Anti-pattern Why it's bad Do this instead
Editing revision_history to "fix" a typo History is append-only — tampering destroys the audit trail Add a new revision that corrects the field
Skipping the state machine ("just set status to deployed") Bypasses validation and hides skipped phases Walk through in_progress -> implemented -> tested -> deployed
Creating one TC per file changed Fragments related work and explodes the registry One TC per logical unit (feature, fix, refactor)
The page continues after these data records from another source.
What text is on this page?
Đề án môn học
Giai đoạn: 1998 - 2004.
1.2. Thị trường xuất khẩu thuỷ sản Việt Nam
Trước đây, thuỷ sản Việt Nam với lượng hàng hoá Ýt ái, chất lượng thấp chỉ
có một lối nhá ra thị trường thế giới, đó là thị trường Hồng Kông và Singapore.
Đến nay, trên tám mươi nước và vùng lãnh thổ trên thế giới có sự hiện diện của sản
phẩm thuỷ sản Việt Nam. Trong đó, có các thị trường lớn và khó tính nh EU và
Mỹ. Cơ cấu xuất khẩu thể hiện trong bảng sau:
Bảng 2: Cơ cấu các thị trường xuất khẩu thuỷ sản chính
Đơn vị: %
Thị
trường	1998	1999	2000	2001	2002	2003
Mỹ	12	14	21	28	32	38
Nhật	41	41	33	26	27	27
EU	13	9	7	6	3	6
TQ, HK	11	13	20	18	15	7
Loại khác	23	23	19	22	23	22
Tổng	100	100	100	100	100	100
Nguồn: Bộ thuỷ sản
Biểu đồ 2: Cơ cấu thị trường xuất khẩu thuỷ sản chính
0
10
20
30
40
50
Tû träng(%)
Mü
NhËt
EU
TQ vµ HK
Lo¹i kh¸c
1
Updating TC inline between every code edit Slows the main agent, wastes context Spawn a background subagent at milestones
Marking approved=true without approved_by Validator will reject; misleading audit trail Always set approved_by and approved_date together
Overwriting tc_record.json directly with a text editor Risks corruption mid-write and skips validation Use tc_update.py (atomic write + schema check)
Putting secrets in notes or evidence Records are committed to the repo Reference an env var or external secret store
Reusing TC IDs after deletion Breaks the sequential guarantee and confuses history Increment forward only — never recycle
Letting next_steps go stale Defeats the purpose of handoff Update on every milestone, even if it's "nothing changed"

Cross-References

  • engineering/changelog-generator — Generates Keep-a-Changelog release notes from Conventional Commits. Pair it with TC tracker: TC for the granular per-change audit trail, changelog for user-facing release notes.
  • engineering/tech-debt-tracker — For tracking long-lived debt items rather than discrete code changes.
  • engineering/focused-fix — When a bug fix needs systematic feature-wide repair, run /focused-fix first then capture the result as a TC.
  • project-management/decision-log — Architectural decisions made inside a TC's decisions_made block can also be promoted to a project-wide decision log.
  • engineering-team/code-reviewer — Pre-merge review fits naturally into the tested -> deployed transition; capture the reviewer in approval.approved_by.